Collecting more carrots can optimize tax outcomes, while avoiding being hit by the sticks. With Uncle Sam as a coach, along with a tax professional, investors can simply let the tax code be their guide to figuring out which shares of stock to sell first, which shares to keep for decades, and which shares fall somewhere in between based on how and when they are taxed.
For example, shares purchased with pre-tax dollars, such as those in employer-sponsored retirement plans, can grow tax-deferred within the account. This may result in large amounts of highly appreciated stock held in a portfolio for years, and that appreciation is not taxed during the accumulation phase. Qualified withdrawals in retirement are subject to ordinary income tax, likely at a lower tax rate than during employment years.
In brokerage accounts, shares that are sold and which were held longer than one year are generally taxed at long-term capital gains rates, which are currently lower than short-term rates. So rising shares held longer than a year would be subject to a lower capital gains tax rate when sold, and declining shares held a year or less could provide a more valuable short-term tax loss when sold.

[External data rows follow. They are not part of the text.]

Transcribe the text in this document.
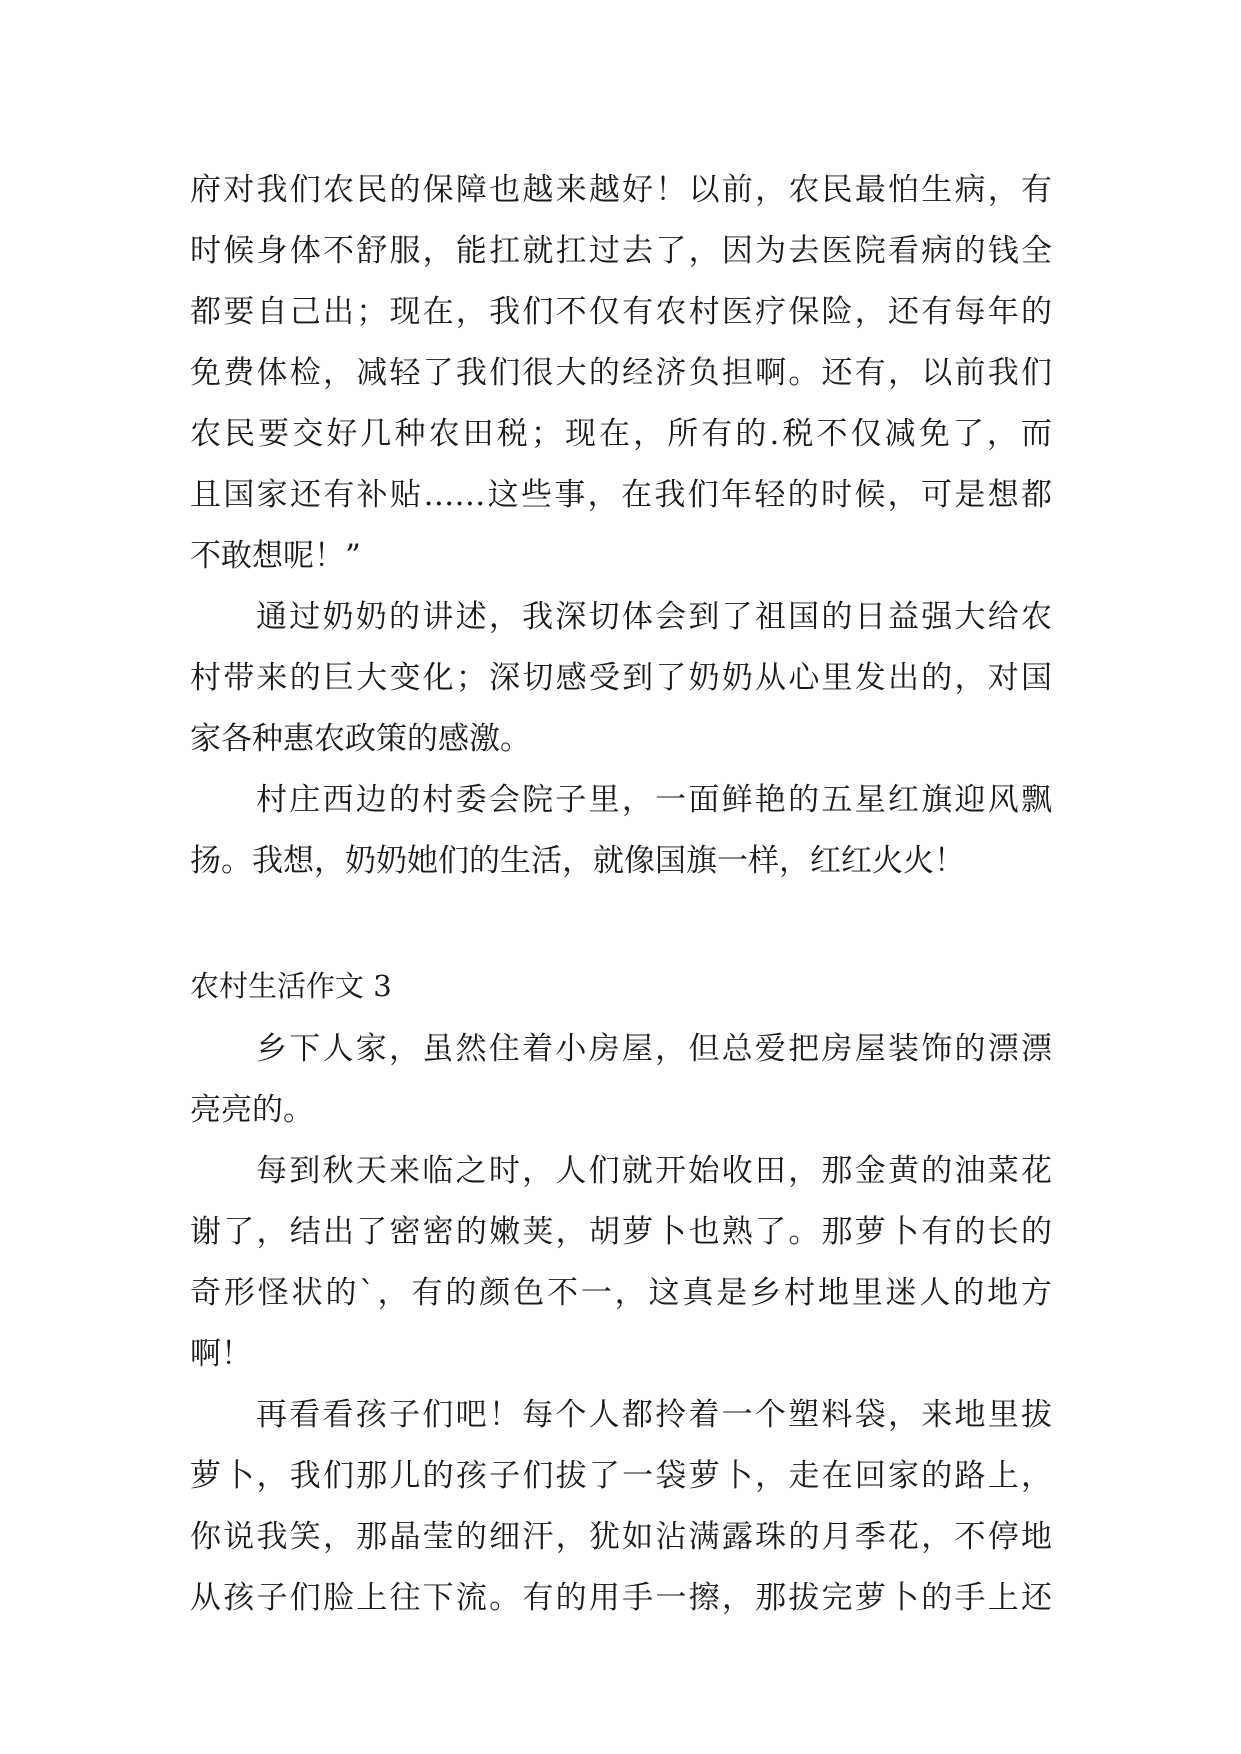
府对我们农民的保障也越来越好！以前，农民最怕生病，有
时候身体不舒服，能扛就扛过去了，因为去医院看病的钱全
都要自己出；现在，我们不仅有农村医疗保险，还有每年的
免费体检，减轻了我们很大的经济负担啊。还有，以前我们
农民要交好几种农田税；现在，所有的.税不仅减免了，而
且国家还有补贴……这些事，在我们年轻的时候，可是想都
不敢想呢！”
通过奶奶的讲述，我深切体会到了祖国的日益强大给农
村带来的巨大变化；深切感受到了奶奶从心里发出的，对国
家各种惠农政策的感激。
村庄西边的村委会院子里，一面鲜艳的五星红旗迎风飘
扬。我想，奶奶她们的生活，就像国旗一样，红红火火！
农村生活作文 3
乡下人家，虽然住着小房屋，但总爱把房屋装饰的漂漂
亮亮的。
每到秋天来临之时，人们就开始收田，那金黄的油菜花
谢了，结出了密密的嫩荚，胡萝卜也熟了。那萝卜有的长的
奇形怪状的`，有的颜色不一，这真是乡村地里迷人的地方
啊！
再看看孩子们吧！每个人都拎着一个塑料袋，来地里拔
萝卜，我们那儿的孩子们拔了一袋萝卜，走在回家的路上，
你说我笑，那晶莹的细汗，犹如沾满露珠的月季花，不停地
从孩子们脸上往下流。有的用手一擦，那拔完萝卜的手上还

And what about those losses? Most people react negatively to the word “loss.” But tax losses can actually be of value to an investor. Money lost on an investment—and let’s face it, nobody gets every investment choice right 100% of the time—can be used to help reduce the amount of taxes paid for gains elsewhere in an investment portfolio. A “realized” loss or gain is a loss or gain that happens when an investment is sold.
2. Asset location can be as important as asset allocation
Choosing the right investments at the right time can make a difference in investment returns. While asset allocation decisions may account for the majority of investment returns, asset location will strongly influence what remains after taxes.

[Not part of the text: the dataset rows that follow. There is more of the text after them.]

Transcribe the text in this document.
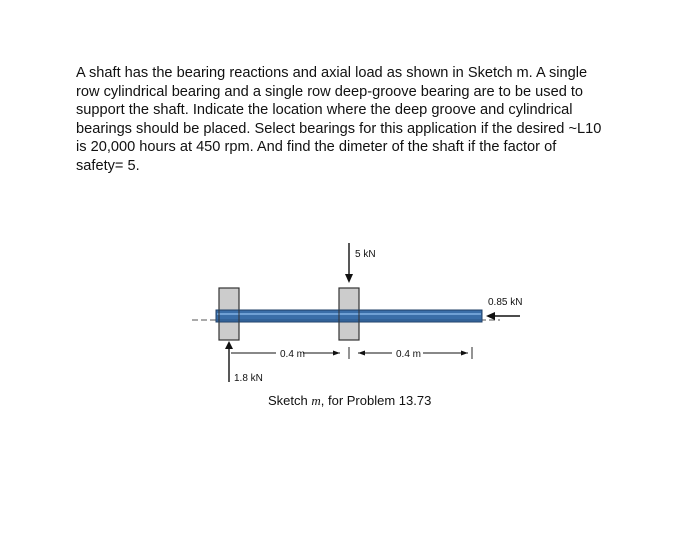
A shaft has the bearing reactions and axial load as shown in Sketch m. A single
row cylindrical bearing and a single row deep-groove bearing are to be used to
support the shaft. Indicate the location where the deep groove and cylindrical
bearings should be placed. Select bearings for this application if the desired ~L10
is 20,000 hours at 450 rpm. And find the dimeter of the shaft if the factor of
safety= 5.
5 kN
0.85 kN
1.8 kN
0.4 m	0.4 m
Sketch m, for Problem 13.73
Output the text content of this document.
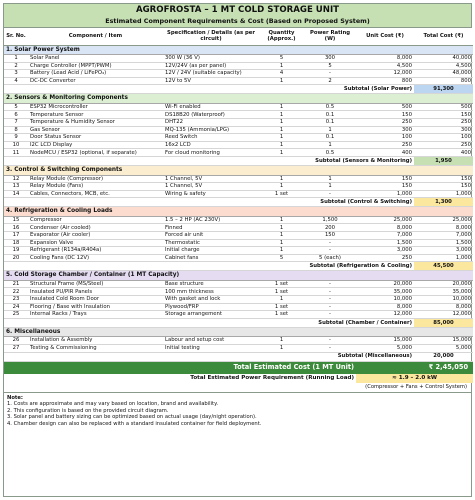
AGROFROSTA – 1 MT COLD STORAGE UNIT
Estimated Component Requirements & Cost (Based on Proposed System)
Sr. No.	Component / Item	Specification / Details (as per circuit)	Quantity (Approx.)	Power Rating (W)	Unit Cost (₹)	Total Cost (₹)
1. Solar Power System						
1	Solar Panel	300 W (36 V)	5	300	8,000	40,000
2	Charge Controller (MPPT/PWM)	12V/24V (as per panel)	1	5	4,500	4,500
3	Battery (Lead Acid / LiFePO₄)	12V / 24V (suitable capacity)	4	-	12,000	48,000
4	DC-DC Converter	12V to 5V	1	2	800	800
Subtotal (Solar Power)						91,300
2. Sensors & Monitoring Components						
5	ESP32 Microcontroller	Wi-Fi enabled	1	0.5	500	500
6	Temperature Sensor	DS18B20 (Waterproof)	1	0.1	150	150
7	Temperature & Humidity Sensor	DHT22	1	0.1	250	250
8	Gas Sensor	MQ-135 (Ammonia/LPG)	1	1	300	300
9	Door Status Sensor	Reed Switch	1	0.1	100	100
10	I2C LCD Display	16x2 LCD	1	1	250	250
11	NodeMCU / ESP32 (optional, if separate)	For cloud monitoring	1	0.5	400	400
Subtotal (Sensors & Monitoring)						1,950
3. Control & Switching Components						
12	Relay Module (Compressor)	1 Channel, 5V	1	1	150	150
13	Relay Module (Fans)	1 Channel, 5V	1	1	150	150
14	Cables, Connectors, MCB, etc.	Wiring & safety	1 set	-	1,000	1,000
Subtotal (Control & Switching)						1,300
4. Refrigeration & Cooling Loads						
15	Compressor	1.5 – 2 HP (AC 230V)	1	1,500	25,000	25,000
16	Condenser (Air cooled)	Finned	1	200	8,000	8,000
17	Evaporator (Air cooler)	Forced air unit	1	150	7,000	7,000
18	Expansion Valve	Thermostatic	1	-	1,500	1,500
19	Refrigerant (R134a/R404a)	Initial charge	1	-	3,000	3,000
20	Cooling Fans (DC 12V)	Cabinet fans	5	5 (each)	250	1,000
Subtotal (Refrigeration & Cooling)						45,500
5. Cold Storage Chamber / Container (1 MT Capacity)						
21	Structural Frame (MS/Steel)	Base structure	1 set	-	20,000	20,000
22	Insulated PU/PIR Panels	100 mm thickness	1 set	-	35,000	35,000
23	Insulated Cold Room Door	With gasket and lock	1	-	10,000	10,000
24	Flooring / Base with Insulation	Plywood/FRP	1 set	-	8,000	8,000
25	Internal Racks / Trays	Storage arrangement	1 set	-	12,000	12,000
Subtotal (Chamber / Container)						85,000
6. Miscellaneous						
26	Installation & Assembly	Labour and setup cost	1	-	15,000	15,000
27	Testing & Commissioning	Initial testing	1	-	5,000	5,000
Subtotal (Miscellaneous)						20,000
Total Estimated Cost (1 MT Unit)	₹ 2,45,050
Total Estimated Power Requirement (Running Load)	≈ 1.9 – 2.0 kW
(Compressor + Fans + Control System)
Note:
1. Costs are approximate and may vary based on location, brand and availability.
2. This configuration is based on the provided circuit diagram.
3. Solar panel and battery sizing can be optimized based on actual usage (day/night operation).
4. Chamber design can also be replaced with a standard insulated container for field deployment.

Asset location matters because a single investment can produce a different tax experience depending on the kind of account it is held in—tax-deferred, tax-free, and taxable accounts.
Rebalancing a portfolio can also benefit from good asset location. Location decisions can affect the return experienced after fees and after taxes.
3. Taxes can be one of the easiest investment “fees” to reduce
The tax "fee" can be much larger and easier to reduce than other investment-related fees. For example, if an investor holds shares that have risen in value, when those shares are sold impacts the tax rate for the gain.
Selling before the first anniversary of ownership—that is, selling in less than a year—will generate short-term capital gains tax (assuming no tax losses elsewhere in the portfolio or carried forward from previous years). What looked like a 25% pre-tax return can become a little more than a 15% return after taxes, assuming that the 37% tax rate applies.
Another way to look at it is to consider taxes as any other investment fee—typically expressed in basis points. One basis point is equal to 1/100th of 1 percent. Thinking of taxes this way—as a fee—is important because making slightly different choices can make a material difference in your investment experience and potentially reduce tax “fees.”
It’s easy to believe we have no control over taxes whatsoever. However, the simple fact is by understanding a few important tax basics, investors can make better decisions for their overall portfolio.
- Withdrawals from IRAs are generally taxed as ordinary income (with the exception of Roth IRAs). Withdrawals prior to age 59 1/2 are subject to a 10% tax penalty.
- Certain investments held in retirement accounts such as publicly traded partnerships may generate “unrelated business income” that can require the filing of Form 990-T and payment of taxes due by the account. Investors holding these investments in a retirement account should discuss this with a tax and/or financial advisor to determine the suitability of holding these investments in a retirement account.